Support for Drupal 7 is ending on 5 January 2025—it’s time to migrate to Drupal 10! Learn about the many benefits of Drupal 10 and find migration tools in our resource center.
Problem/Motivation
Over in #2494987: [meta-6] Reduce cold cache memory requirements we're tracking fixing instances where we exceed the 64MB memory limit.
I asked if we'd like simpletest to try and help us find such pages.
Proposed resolution
Add a header for peak memory usage when running the child site.
Have the parent runner read it and fail tests when it exceeds 64Mb.
Let tests opt-out.
Beta phase evaluation
Issue category | |
---|---|
Unfrozen changes | Unfrozen because it only changes test code |
Prioritized changes | The main goal of this issue is scalability (preventing memory usage regressions). |
Remaining tasks
Most of it
User interface changes
None
API changes
None
Comment | File | Size | Author |
---|---|---|---|
#171 | 2495411_171.patch | 14.36 KB | Mile23 |
| |||
#167 | 2495411-167.patch | 14.33 KB | lokapujya |
#164 | 2495411-163.patch | 15.88 KB | lokapujya |
#161 | 2495411-3-161.patch | 15.98 KB | alexpott |
#161 | 159-161-interdiff.txt | 837 bytes | alexpott |
Comments
Comment #1
larowlanadapting some existing code from D7
Comment #2
larowlanHere goes
Comment #3
larowlanAnd with the opt-out
Comment #5
tim.plunkettFine to do, but that method name sounds like it is adding the headers itself.
Mismatched name?
Any reason not to use DRUPAL_MINIMUM_PHP_MEMORY_LIMIT? (other than the M)
Just one less place to adjust the number.
wtf why is format_string not @deprecated? either way, SafeMarkup::format please
Comment #6
YesCT CreditAttribution: YesCT commentedComment #8
larowlanFixes #5 1,2,4 as well as php syntax (doh)
3 - cause some tests might want it to be smaller.
Comment #10
larowlannot my day today
Comment #12
larowlanComment #14
larowlanFails:
Drupal\views\Tests\Plugin\DisplayTest
Drupal\views\Tests\ViewExecutableTest
Drupal\user\Tests\Views\HandlerFieldRoleTest
Drupal\simpletest\Tests\SimpleTestBrowserTest
Drupal\simpletest\Tests\SimpleTestTest
Drupal\simpletest\Tests\OtherInstallationProfileTestsTest
Drupal\simpletest\Tests\BrokenSetUpTest
Drupal\simpletest\Tests\MissingCheckedRequirementsTest
Drupal\simpletest\Tests\InstallationProfileModuleTestsTest
Running them locally should get you the urls/conditions.
Comment #15
BerdirLooks like the script was killed at the end, that happens if there's a timeout. The test was running for 1h.

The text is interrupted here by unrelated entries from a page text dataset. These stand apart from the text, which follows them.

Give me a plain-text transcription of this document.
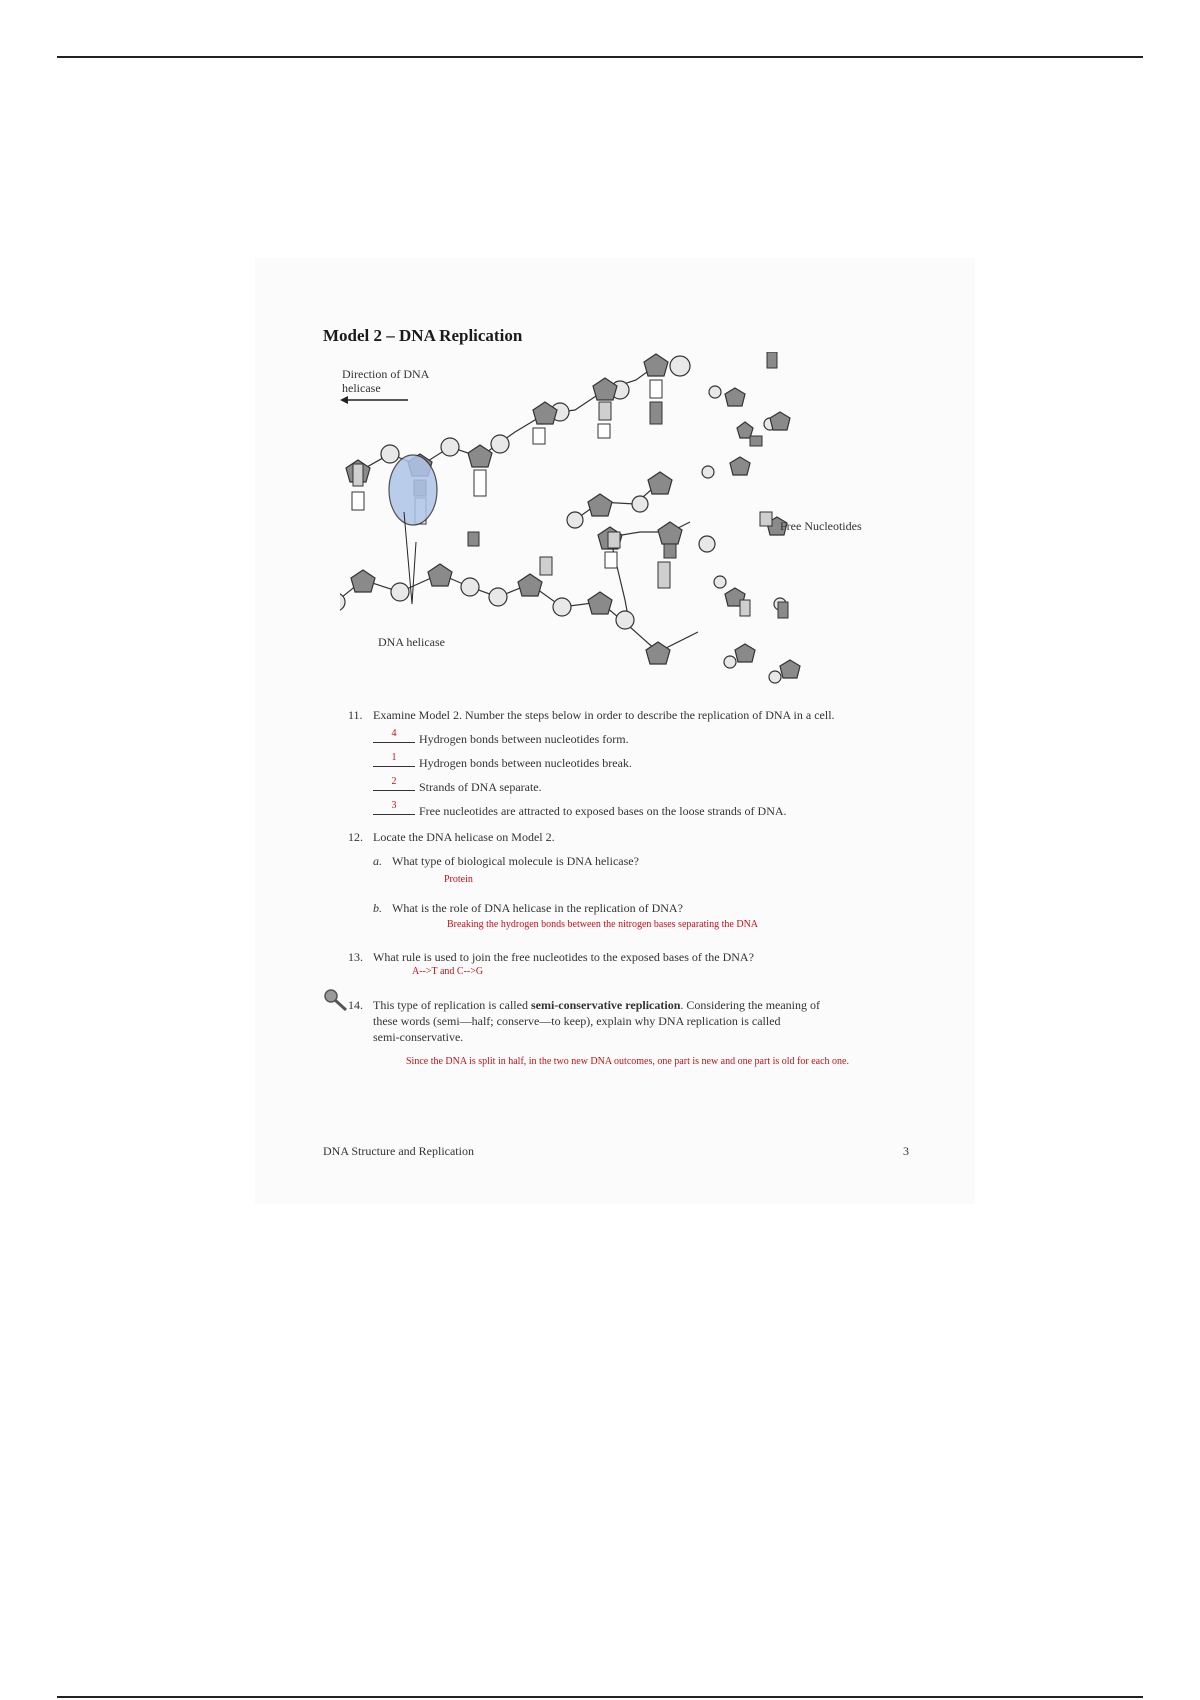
Model 2 – DNA Replication
Direction of DNA
helicase
Free Nucleotides
DNA helicase
11. Examine Model 2. Number the steps below in order to describe the replication of DNA in a cell.
4	Hydrogen bonds between nucleotides form.
1	Hydrogen bonds between nucleotides break.
2	Strands of DNA separate.
3	Free nucleotides are attracted to exposed bases on the loose strands of DNA.
12. Locate the DNA helicase on Model 2.
a. What type of biological molecule is DNA helicase?
Protein
b. What is the role of DNA helicase in the replication of DNA?
Breaking the hydrogen bonds between the nitrogen bases separating the DNA
13. What rule is used to join the free nucleotides to the exposed bases of the DNA?
A-->T and C-->G
14. This type of replication is called semi-conservative replication. Considering the meaning of
these words (semi—half; conserve—to keep), explain why DNA replication is called
semi-conservative.
Since the DNA is split in half, in the two new DNA outcomes, one part is new and one part is old for each one.
DNA Structure and Replication	3
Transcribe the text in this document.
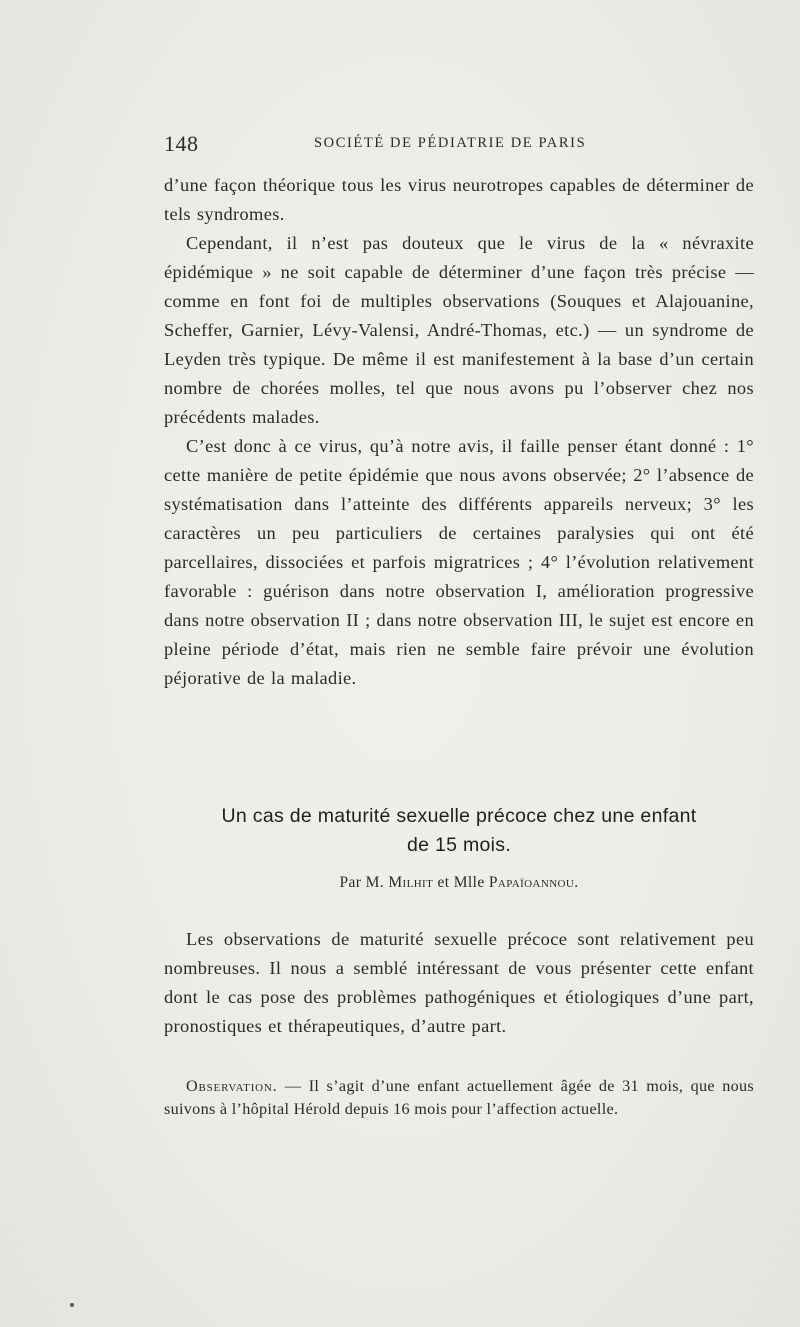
148	SOCIÉTÉ DE PÉDIATRIE DE PARIS

d’une façon théorique tous les virus neurotropes capables de déterminer de tels syndromes.

Cependant, il n’est pas douteux que le virus de la « névraxite épidémique » ne soit capable de déterminer d’une façon très précise — comme en font foi de multiples observations (Souques et Alajouanine, Scheffer, Garnier, Lévy-Valensi, André-Thomas, etc.) — un syndrome de Leyden très typique. De même il est manifestement à la base d’un certain nombre de chorées molles, tel que nous avons pu l’observer chez nos précédents malades.

C’est donc à ce virus, qu’à notre avis, il faille penser étant donné : 1° cette manière de petite épidémie que nous avons observée; 2° l’absence de systématisation dans l’atteinte des différents appareils nerveux; 3° les caractères un peu particuliers de certaines paralysies qui ont été parcellaires, dissociées et parfois migratrices ; 4° l’évolution relativement favorable : guérison dans notre observation I, amélioration progressive dans notre observation II ; dans notre observation III, le sujet est encore en pleine période d’état, mais rien ne semble faire prévoir une évolution péjorative de la maladie.

Un cas de maturité sexuelle précoce chez une enfant
de 15 mois.
Par M. Milhit et Mlle Papaïoannou.

Les observations de maturité sexuelle précoce sont relativement peu nombreuses. Il nous a semblé intéressant de vous présenter cette enfant dont le cas pose des problèmes pathogéniques et étiologiques d’une part, pronostiques et thérapeutiques, d’autre part.

Observation. — Il s’agit d’une enfant actuellement âgée de 31 mois, que nous suivons à l’hôpital Hérold depuis 16 mois pour l’affection actuelle.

Maybe it was a bot problem, re-testing.
Comment #18
Fabianx CreditAttribution: Fabianx as a volunteer commentedlarowlan++ - Nice work, I just commented on that blog post on planet for memory_profiler that we should be doing that in our tests. You already did :p. Nice!
Comment #19
Fabianx CreditAttribution: Fabianx as a volunteer commentedComment #20
Berdiris the headers_sent() thing really still relevant? ;)
So, the only tests that failed are simpletest tests. I'm wondering if that's really correct but it's quite possible, because I guess we don't have any standard profile tests that submit the module page. Just for testing, can you add that to StandardProfileTest or so? according to the numbers that we saw, that should still happen there right now?
I think it's safe to ignore this for the simpletest test, pretty sure we don't have the requirement to run all tests with 64MB ?
Comment #21
Fabianx CreditAttribution: Fabianx as a volunteer commentedI wonder if it would pass with 128 MB ...
Comment #22
plachCouldn't we merge these two? E.g.
$this->memoryUsageTrigger = FALSE;
could disable the memory usage check.Comment #23
catchTrying 128, might as well bisect this.
Comment #24
BerdirI'm confused, the failure says exactly how much memory it used, no need to try and figure out out? :)
Comment #25
catchYes, yes it does.
Comment #28
catchOK https://qa.drupal.org/pifr/test/1056818 is now just simpletest's own tests of itself.
We're fine having those opt-out of the 64mb check, so I think we should do that then go ahead and commit this.
Comment #29
Fabianx CreditAttribution: Fabianx as a volunteer commentedThe parent being critical, this is major at this stage.
Comment #30
dawehnerDon't we want to call out to memory_get_peak_usage() in case we want to get the peak memory usage ^^ :)
Comment #31
alexpottAddressing #30 and setting back to 64mb
Comment #32
plachTwo things:
- it's still 128M
- I think merging these two properties would be better for DX: IMO it would be easier to use the setting if to disable it we could just use an invalid value, like 0 or -1.
Comment #33
catchUploading a patch with 64M just to get a test run with it.
I do think merging the properties is good - and even memory-hogging tests we could set something like 256M in most cases since going over that is useful information too.
Comment #35
catchRemoved the separate property, and updated simpletest tests.
I get a couple of failures locally that look unrelated, see what the bot says.
Since the bots run with an opcode cache, we should consider bisecting this with lower memory limits a bit and set to the lowest that passes for the default to give a bit of head room.
Comment #36
plachHow is this skipping the check when we have an invalid value? Shouldn't we do something like this?
Minor, we could alse merge the nested if.
Comment #37
catchAddressing both points from #36.
Comment #40
plachFrom https://qa.drupal.org/pifr/test/1070008:
Nice :D
Comment #41
catch#37 was the wrong patch.
That new failure is fun since it was passing a few days ago.
Comment #43
catchOh dear.
Comment #45
catch@alexpott pointed out that InstallUninstall test probably started failing because we switched to memory_get_peak_usage(), which is of course a good change.
I just demoted the critical relating to module installation because a single module install was well under 64M on my system, but I think that test does multiple modules, or it could be PHP 5.4 vs. PHP 5.5.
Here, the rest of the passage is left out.